Sem conseguir dormir, me vi a pensar na garota. Nunca tinha dado qualquer brecha para que ela se apaixonasse por mim, tinha? Dizem que o amor é cego. Cego, surdo, mudo, tetraplégico, catatônico. Era impossível que estivesse apaixonada. Nunca fui tão displicente com uma garota na minha vida, mas, mesmo assim, ela insistia em algo que não existia.
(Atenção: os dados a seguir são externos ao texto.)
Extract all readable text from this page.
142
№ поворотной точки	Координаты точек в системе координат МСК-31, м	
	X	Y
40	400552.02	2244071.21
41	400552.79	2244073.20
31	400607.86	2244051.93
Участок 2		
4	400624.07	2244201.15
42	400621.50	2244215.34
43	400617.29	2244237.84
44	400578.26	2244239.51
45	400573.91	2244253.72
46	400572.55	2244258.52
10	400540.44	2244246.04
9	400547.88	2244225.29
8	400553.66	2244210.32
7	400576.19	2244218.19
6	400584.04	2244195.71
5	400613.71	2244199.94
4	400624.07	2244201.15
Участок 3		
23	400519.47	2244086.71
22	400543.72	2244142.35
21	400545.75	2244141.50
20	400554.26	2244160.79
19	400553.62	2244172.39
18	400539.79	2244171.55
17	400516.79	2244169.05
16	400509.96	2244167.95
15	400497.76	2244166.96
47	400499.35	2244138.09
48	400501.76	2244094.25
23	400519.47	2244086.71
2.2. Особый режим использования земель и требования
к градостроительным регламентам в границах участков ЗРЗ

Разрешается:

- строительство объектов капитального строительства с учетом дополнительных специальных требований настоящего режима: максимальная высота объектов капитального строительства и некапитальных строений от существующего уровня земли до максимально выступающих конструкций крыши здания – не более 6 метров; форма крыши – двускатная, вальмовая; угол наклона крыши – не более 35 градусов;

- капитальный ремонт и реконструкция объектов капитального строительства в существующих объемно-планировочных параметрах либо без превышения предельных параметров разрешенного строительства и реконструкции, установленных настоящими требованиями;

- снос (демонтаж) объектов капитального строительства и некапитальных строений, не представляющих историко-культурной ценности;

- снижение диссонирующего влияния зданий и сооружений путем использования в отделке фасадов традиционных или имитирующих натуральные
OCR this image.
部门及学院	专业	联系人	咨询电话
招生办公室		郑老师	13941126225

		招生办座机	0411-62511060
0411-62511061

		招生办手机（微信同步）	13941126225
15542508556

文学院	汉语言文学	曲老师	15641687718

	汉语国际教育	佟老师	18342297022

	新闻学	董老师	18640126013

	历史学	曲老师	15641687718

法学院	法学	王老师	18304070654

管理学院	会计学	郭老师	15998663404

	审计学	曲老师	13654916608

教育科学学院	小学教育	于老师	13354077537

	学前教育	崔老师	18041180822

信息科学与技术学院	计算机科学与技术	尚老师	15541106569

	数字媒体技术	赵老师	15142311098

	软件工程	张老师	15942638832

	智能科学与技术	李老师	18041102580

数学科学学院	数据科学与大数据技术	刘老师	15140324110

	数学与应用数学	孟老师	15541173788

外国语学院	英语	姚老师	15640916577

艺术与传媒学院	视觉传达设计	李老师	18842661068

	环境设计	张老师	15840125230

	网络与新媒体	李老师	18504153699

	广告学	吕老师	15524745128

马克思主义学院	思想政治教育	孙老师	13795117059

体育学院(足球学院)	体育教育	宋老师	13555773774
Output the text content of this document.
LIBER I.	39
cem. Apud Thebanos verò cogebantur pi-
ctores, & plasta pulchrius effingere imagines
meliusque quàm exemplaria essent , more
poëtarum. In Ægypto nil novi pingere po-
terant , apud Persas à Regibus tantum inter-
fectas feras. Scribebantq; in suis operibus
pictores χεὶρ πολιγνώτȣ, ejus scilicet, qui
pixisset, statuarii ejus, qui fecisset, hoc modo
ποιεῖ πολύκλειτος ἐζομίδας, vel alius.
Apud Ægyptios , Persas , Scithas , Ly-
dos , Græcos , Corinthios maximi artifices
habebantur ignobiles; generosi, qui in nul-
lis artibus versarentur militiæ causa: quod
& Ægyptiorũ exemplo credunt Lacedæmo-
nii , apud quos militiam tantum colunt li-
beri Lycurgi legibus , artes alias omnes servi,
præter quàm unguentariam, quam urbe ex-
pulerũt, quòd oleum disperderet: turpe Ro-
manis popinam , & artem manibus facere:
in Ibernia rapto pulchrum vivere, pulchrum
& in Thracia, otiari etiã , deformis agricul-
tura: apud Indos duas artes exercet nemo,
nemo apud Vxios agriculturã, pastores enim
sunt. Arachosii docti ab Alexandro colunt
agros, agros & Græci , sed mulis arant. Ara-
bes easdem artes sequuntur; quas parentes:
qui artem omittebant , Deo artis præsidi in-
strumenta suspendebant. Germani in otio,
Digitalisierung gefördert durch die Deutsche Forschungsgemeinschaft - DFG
Acho que o ápice de sua perrice foi quando me viu com uma garota loira. Não lembro onde, nem quando foi. Apenas lembro dos olhos de Mary, perdidos, tentando achar sentido no que via. Claramente se perguntava “o que ela tem que eu não tenho?”. Eu e Claire nos beijamos aquele dia; não enxerguei a silhueta da morena na janela de sua casa, observando, talvez até chorando. Talvez tenha sido, outrora, coragem coisa que nunca tive para perguntar.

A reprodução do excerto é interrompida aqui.